I concur in the result. The trial judge had the opportunity to observe the prospective commissioners and to evaluate their responses to voir dire examination in light of the circumstances surrounding the trial. The challenges for cause fell within the trial court’s sound discretion, and there is no evidence that its discre*439tion was abused. Nevertheless, I am concerned that this Court’s opinion, if read too broadly, might be interpreted as approving the seating of commissioners who have an ongoing business relationship with either the condemnor or the condemnee. As a general proposition, I believe that would be a mistake.
In this case, the evidence that Commissioner Ridgeway had an ongoing business relationship with the condemnee was ambiguous. Mr. Ridgeway testified on voir dire that he was familiar with the property and had discussed its value with one of the owners. He said that he had done utility work for the owner four or five years earlier. At a later point in his voir dire examination, he stated, “[w]e have discussed it during the years. I do his utility work.” The condemnor relies on Ridgeway’s use of the present tense in the last sentence quoted as evidence that he had an ongoing business relationship with the condemnee at the time of trial, despite his earlier testimony that the relationship was in the past. The ambiguity might have been removed by further voir dire questions, but it was not. This case, therefore, falls short of approving the seating of a commissioner who was shown to have an ongoing business relationship with a party at the time of trial.
I think it essential to public confidence in the commissioner system that a firm line be drawn at that point. Commissioners in eminent domain cases are vested with a heavy responsibility. They are neither chosen at random from the jury list nor selected by a democratic process. Rather, they are appointed by the court from lists submitted by the parties. Code § 25-46.20. They are to be “freeholders, upright and capable, . . . without bias or prejudice . . . .” Chairman Highway v. Fletcher, 153 Va. 43, 46-47, 149 S.E. 456, 457 (1929).

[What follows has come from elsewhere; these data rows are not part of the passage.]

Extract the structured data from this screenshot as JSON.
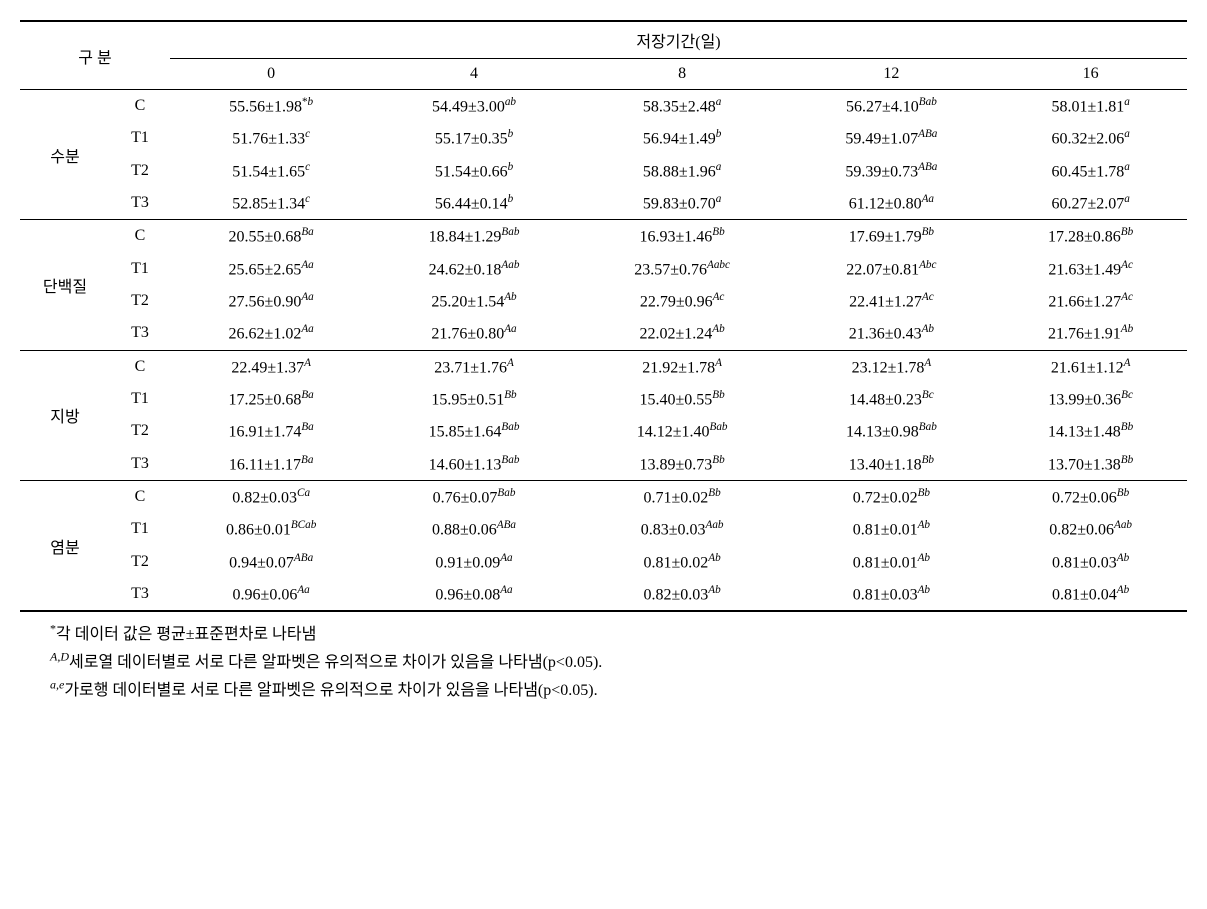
{
  "header": {
    "category_label": "구 분",
    "storage_label": "저장기간(일)",
    "days": [
      "0",
      "4",
      "8",
      "12",
      "16"
    ]
  },
  "groups": [
    {
      "name": "수분",
      "rows": [
        {
          "t": "C",
          "v": [
            {
              "m": "55.56",
              "s": "1.98",
              "sup": "*b"
            },
            {
              "m": "54.49",
              "s": "3.00",
              "sup": "ab"
            },
            {
              "m": "58.35",
              "s": "2.48",
              "sup": "a"
            },
            {
              "m": "56.27",
              "s": "4.10",
              "sup": "Bab"
            },
            {
              "m": "58.01",
              "s": "1.81",
              "sup": "a"
            }
          ]
        },
        {
          "t": "T1",
          "v": [
            {
              "m": "51.76",
              "s": "1.33",
              "sup": "c"
            },
            {
              "m": "55.17",
              "s": "0.35",
              "sup": "b"
            },
            {
              "m": "56.94",
              "s": "1.49",
              "sup": "b"
            },
            {
              "m": "59.49",
              "s": "1.07",
              "sup": "ABa"
            },
            {
              "m": "60.32",
              "s": "2.06",
              "sup": "a"
            }
          ]
        },
        {
          "t": "T2",
          "v": [
            {
              "m": "51.54",
              "s": "1.65",
              "sup": "c"
            },
            {
              "m": "51.54",
              "s": "0.66",
              "sup": "b"
            },
            {
              "m": "58.88",
              "s": "1.96",
              "sup": "a"
            },
            {
              "m": "59.39",
              "s": "0.73",
              "sup": "ABa"
            },
            {
              "m": "60.45",
              "s": "1.78",
              "sup": "a"
            }
          ]
        },
        {
          "t": "T3",
          "v": [
            {
              "m": "52.85",
              "s": "1.34",
              "sup": "c"
            },
            {
              "m": "56.44",
              "s": "0.14",
              "sup": "b"
            },
            {
              "m": "59.83",
              "s": "0.70",
              "sup": "a"
            },
            {
              "m": "61.12",
              "s": "0.80",
              "sup": "Aa"
            },
            {
              "m": "60.27",
              "s": "2.07",
              "sup": "a"
            }
          ]
        }
      ]
    },
    {
      "name": "단백질",
      "rows": [
        {
          "t": "C",
          "v": [
            {
              "m": "20.55",
              "s": "0.68",
              "sup": "Ba"
            },
            {
              "m": "18.84",
              "s": "1.29",
              "sup": "Bab"
            },
            {
              "m": "16.93",
              "s": "1.46",
              "sup": "Bb"
            },
            {
              "m": "17.69",
              "s": "1.79",
              "sup": "Bb"
            },
            {
              "m": "17.28",
              "s": "0.86",
              "sup": "Bb"
            }
          ]
        },
        {
          "t": "T1",
          "v": [
            {
              "m": "25.65",
              "s": "2.65",
              "sup": "Aa"
            },
            {
              "m": "24.62",
              "s": "0.18",
              "sup": "Aab"
            },
            {
              "m": "23.57",
              "s": "0.76",
              "sup": "Aabc"
            },
            {
              "m": "22.07",
              "s": "0.81",
              "sup": "Abc"
            },
            {
              "m": "21.63",
              "s": "1.49",
              "sup": "Ac"
            }
          ]
        },
        {
          "t": "T2",
          "v": [
            {
              "m": "27.56",
              "s": "0.90",
              "sup": "Aa"
            },
            {
              "m": "25.20",
              "s": "1.54",
              "sup": "Ab"
            },
            {
              "m": "22.79",
              "s": "0.96",
              "sup": "Ac"
            },
            {
              "m": "22.41",
              "s": "1.27",
              "sup": "Ac"
            },
            {
              "m": "21.66",
              "s": "1.27",
              "sup": "Ac"
            }
          ]
        },
        {
          "t": "T3",
          "v": [
            {
              "m": "26.62",
              "s": "1.02",
              "sup": "Aa"
            },
            {
              "m": "21.76",
              "s": "0.80",
              "sup": "Aa"
            },
            {
              "m": "22.02",
              "s": "1.24",
              "sup": "Ab"
            },
            {
              "m": "21.36",
              "s": "0.43",
              "sup": "Ab"
            },
            {
              "m": "21.76",
              "s": "1.91",
              "sup": "Ab"
            }
          ]
        }
      ]
    },
    {
      "name": "지방",
      "rows": [
        {
          "t": "C",
          "v": [
            {
              "m": "22.49",
              "s": "1.37",
              "sup": "A"
            },
            {
              "m": "23.71",
              "s": "1.76",
              "sup": "A"
            },
            {
              "m": "21.92",
              "s": "1.78",
              "sup": "A"
            },
            {
              "m": "23.12",
              "s": "1.78",
              "sup": "A"
            },
            {
              "m": "21.61",
              "s": "1.12",
              "sup": "A"
            }
          ]
        },
        {
          "t": "T1",
          "v": [
            {
              "m": "17.25",
              "s": "0.68",
              "sup": "Ba"
            },
            {
              "m": "15.95",
              "s": "0.51",
              "sup": "Bb"
            },
            {
              "m": "15.40",
              "s": "0.55",
              "sup": "Bb"
            },
            {
              "m": "14.48",
              "s": "0.23",
              "sup": "Bc"
            },
            {
              "m": "13.99",
              "s": "0.36",
              "sup": "Bc"
            }
          ]
        },
        {
          "t": "T2",
          "v": [
            {
              "m": "16.91",
              "s": "1.74",
              "sup": "Ba"
            },
            {
              "m": "15.85",
              "s": "1.64",
              "sup": "Bab"
            },
            {
              "m": "14.12",
              "s": "1.40",
              "sup": "Bab"
            },
            {
              "m": "14.13",
              "s": "0.98",
              "sup": "Bab"
            },
            {
              "m": "14.13",
              "s": "1.48",
              "sup": "Bb"
            }
          ]
        },
        {
          "t": "T3",
          "v": [
            {
              "m": "16.11",
              "s": "1.17",
              "sup": "Ba"
            },
            {
              "m": "14.60",
              "s": "1.13",
              "sup": "Bab"
            },
            {
              "m": "13.89",
              "s": "0.73",
              "sup": "Bb"
            },
            {
              "m": "13.40",
              "s": "1.18",
              "sup": "Bb"
            },
            {
              "m": "13.70",
              "s": "1.38",
              "sup": "Bb"
            }
          ]
        }
      ]
    },
    {
      "name": "염분",
      "rows": [
        {
          "t": "C",
          "v": [
            {
              "m": "0.82",
              "s": "0.03",
              "sup": "Ca"
            },
            {
              "m": "0.76",
              "s": "0.07",
              "sup": "Bab"
            },
            {
              "m": "0.71",
              "s": "0.02",
              "sup": "Bb"
            },
            {
              "m": "0.72",
              "s": "0.02",
              "sup": "Bb"
            },
            {
              "m": "0.72",
              "s": "0.06",
              "sup": "Bb"
            }
          ]
        },
        {
          "t": "T1",
          "v": [
            {
              "m": "0.86",
              "s": "0.01",
              "sup": "BCab"
            },
            {
              "m": "0.88",
              "s": "0.06",
              "sup": "ABa"
            },
            {
              "m": "0.83",
              "s": "0.03",
              "sup": "Aab"
            },
            {
              "m": "0.81",
              "s": "0.01",
              "sup": "Ab"
            },
            {
              "m": "0.82",
              "s": "0.06",
              "sup": "Aab"
            }
          ]
        },
        {
          "t": "T2",
          "v": [
            {
              "m": "0.94",
              "s": "0.07",
              "sup": "ABa"
            },
            {
              "m": "0.91",
              "s": "0.09",
              "sup": "Aa"
            },
            {
              "m": "0.81",
              "s": "0.02",
              "sup": "Ab"
            },
            {
              "m": "0.81",
              "s": "0.01",
              "sup": "Ab"
            },
            {
              "m": "0.81",
              "s": "0.03",
              "sup": "Ab"
            }
          ]
        },
        {
          "t": "T3",
          "v": [
            {
              "m": "0.96",
              "s": "0.06",
              "sup": "Aa"
            },
            {
              "m": "0.96",
              "s": "0.08",
              "sup": "Aa"
            },
            {
              "m": "0.82",
              "s": "0.03",
              "sup": "Ab"
            },
            {
              "m": "0.81",
              "s": "0.03",
              "sup": "Ab"
            },
            {
              "m": "0.81",
              "s": "0.04",
              "sup": "Ab"
            }
          ]
        }
      ]
    }
  ],
  "footnotes": {
    "f1_sup": "*",
    "f1": "각 데이터 값은 평균±표준편차로 나타냄",
    "f2_sup": "A,D",
    "f2": "세로열 데이터별로 서로 다른 알파벳은 유의적으로 차이가 있음을 나타냄(p<0.05).",
    "f3_sup": "a,e",
    "f3": "가로행 데이터별로 서로 다른 알파벳은 유의적으로 차이가 있음을 나타냄(p<0.05)."
  }
}
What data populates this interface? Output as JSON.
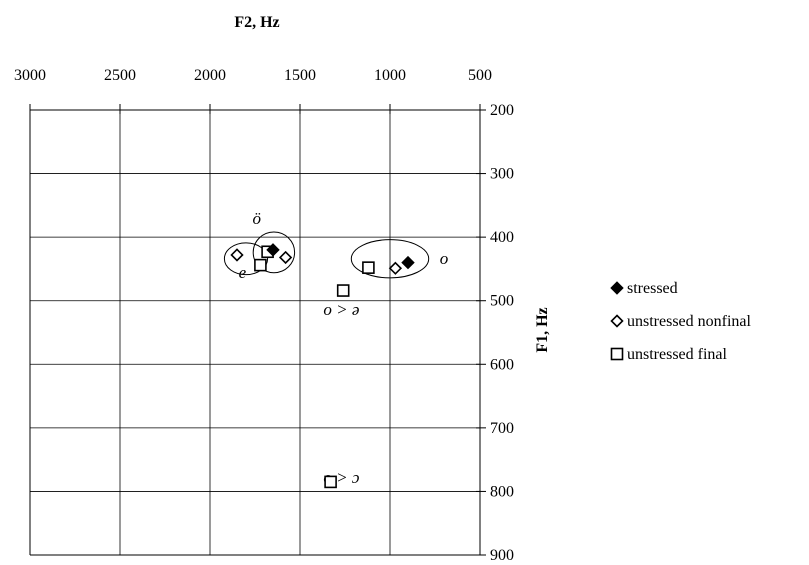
{
  "chart_data": {
    "type": "scatter",
    "xlabel": "F2, Hz",
    "ylabel": "F1, Hz",
    "x_axis": {
      "reversed": true,
      "range": [
        3000,
        500
      ],
      "ticks": [
        3000,
        2500,
        2000,
        1500,
        1000,
        500
      ],
      "tick_labels": [
        "3000",
        "2500",
        "2000",
        "1500",
        "1000",
        "500"
      ],
      "position": "top"
    },
    "y_axis": {
      "reversed": true,
      "range": [
        200,
        900
      ],
      "ticks": [
        200,
        300,
        400,
        500,
        600,
        700,
        800,
        900
      ],
      "tick_labels": [
        "200",
        "300",
        "400",
        "500",
        "600",
        "700",
        "800",
        "900"
      ],
      "position": "right"
    },
    "grid": true,
    "legend_position": "right",
    "series": [
      {
        "name": "stressed",
        "marker": "filled-diamond",
        "color": "#000000",
        "points": [
          {
            "x": 1650,
            "y": 420
          },
          {
            "x": 900,
            "y": 440
          }
        ]
      },
      {
        "name": "unstressed nonfinal",
        "marker": "open-diamond",
        "color": "#000000",
        "points": [
          {
            "x": 1850,
            "y": 428
          },
          {
            "x": 1580,
            "y": 432
          },
          {
            "x": 970,
            "y": 449
          }
        ]
      },
      {
        "name": "unstressed final",
        "marker": "open-square",
        "color": "#000000",
        "points": [
          {
            "x": 1720,
            "y": 444
          },
          {
            "x": 1680,
            "y": 423
          },
          {
            "x": 1120,
            "y": 448
          },
          {
            "x": 1260,
            "y": 484
          },
          {
            "x": 1330,
            "y": 785
          }
        ]
      }
    ],
    "annotations": [
      {
        "text": "ö",
        "x": 1740,
        "y": 370
      },
      {
        "text": "e",
        "x": 1820,
        "y": 455
      },
      {
        "text": "o",
        "x": 700,
        "y": 433
      },
      {
        "text": "o > ə",
        "x": 1270,
        "y": 513
      },
      {
        "text": "o > ɔ",
        "x": 1270,
        "y": 777
      }
    ],
    "ellipses": [
      {
        "label": "e",
        "cx": 1800,
        "cy": 434,
        "rx": 120,
        "ry": 25
      },
      {
        "label": "ö",
        "cx": 1645,
        "cy": 424,
        "rx": 115,
        "ry": 32
      },
      {
        "label": "o",
        "cx": 1000,
        "cy": 434,
        "rx": 215,
        "ry": 30
      }
    ]
  }
}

Consequently, we have held that “it is of paramount importance that the commissioners avoid even the appearance of impropriety in order to assure public confidence in condemnation proceedings.” State Highway Comm’r v. Garland, 223 Va. 701, 705, 292 S.E.2d 355, 358 (1982). The maintenance of that public confidence necessitates the absence of any suspicion that the commissioners might be improperly influenced, or affected by a relationship to the parties, or by any other extraneous matters. May v. Crockett, 202 Va. 438, 440-441, 117 S.E.2d 648, 649-50 (1961).
It is extremely unlikely that the public would have confidence in the judgment of a commissioner whose livelihood depended, to any degree, upon an existing business relationship with a party to the *440case on trial, even though the commissioner may in fact be a person of the utmost integrity, determined to perform his duty in an upright and unbiased manner. For that reason, I would draw the line at an ongoing business relationship, even though the trial court might conclude that the prospective commissioner was in fact unbiased.